At 11:41 PM, Blogger PWH said...

With the dramatic change in climate and changes in temperatures in the ocean it is not surprising that these turtles are affected by these conditions. I would have never thought that a change in temperature would cause more production of males than females. I'm sure this has a horrible affect on the survival of the species. How can a population reproduce successfully without the proper amount of reproducing females? Nice article. I would like to know more about this study.

-Carlos Varela

At 1:13 AM, Anonymous Anonymous said...

No, the poor turtles!!! I have a male asian box turtle myself, and so this is really irritating me. Turtles are one of our oldest repiles and to lose them would be catastrophic.
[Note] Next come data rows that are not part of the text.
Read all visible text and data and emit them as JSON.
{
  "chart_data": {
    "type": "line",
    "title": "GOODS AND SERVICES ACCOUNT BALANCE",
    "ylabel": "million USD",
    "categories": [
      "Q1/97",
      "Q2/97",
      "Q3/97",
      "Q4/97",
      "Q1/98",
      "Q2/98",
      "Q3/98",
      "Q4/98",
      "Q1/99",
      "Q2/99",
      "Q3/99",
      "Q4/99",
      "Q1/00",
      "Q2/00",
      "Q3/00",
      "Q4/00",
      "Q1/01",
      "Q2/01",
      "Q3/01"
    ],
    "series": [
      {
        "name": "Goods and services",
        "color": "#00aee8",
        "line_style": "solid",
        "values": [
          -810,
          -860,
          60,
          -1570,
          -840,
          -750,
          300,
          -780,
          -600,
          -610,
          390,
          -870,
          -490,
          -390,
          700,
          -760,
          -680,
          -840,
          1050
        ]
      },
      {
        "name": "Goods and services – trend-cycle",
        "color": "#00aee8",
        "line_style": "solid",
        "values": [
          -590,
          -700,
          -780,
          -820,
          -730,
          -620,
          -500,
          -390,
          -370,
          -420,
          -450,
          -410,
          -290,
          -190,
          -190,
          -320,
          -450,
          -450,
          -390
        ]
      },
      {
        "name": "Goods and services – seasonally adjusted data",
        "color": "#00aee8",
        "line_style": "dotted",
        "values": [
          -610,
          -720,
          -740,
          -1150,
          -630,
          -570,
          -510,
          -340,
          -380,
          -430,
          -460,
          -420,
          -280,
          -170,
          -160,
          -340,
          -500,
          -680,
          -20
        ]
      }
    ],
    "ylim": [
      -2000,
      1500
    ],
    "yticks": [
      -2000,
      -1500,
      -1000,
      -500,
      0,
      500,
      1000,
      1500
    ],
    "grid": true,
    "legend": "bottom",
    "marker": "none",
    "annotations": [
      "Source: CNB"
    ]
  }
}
This isn't a part of your blog, but is there any group that is going to these nests and warming the sand after the females leave so that less males are made? Also besides reproductive stress, does the increased ratio of males to females change or threaten turtles in anything else?

Ada Marie Flores

At 11:25 PM, Anonymous Anonymous said...

this presents some challenges with respect to climate change. but overall i think they must be able to adapt.
-Matthew Sousa

At 5:58 PM, Anonymous Anonymous said...

I was intrigued by the fact the the sex of the turtle is determined by the temperature. I did not know that. Hopefully the need to adapt quickly does not do anything to deplete the species that already exitsts.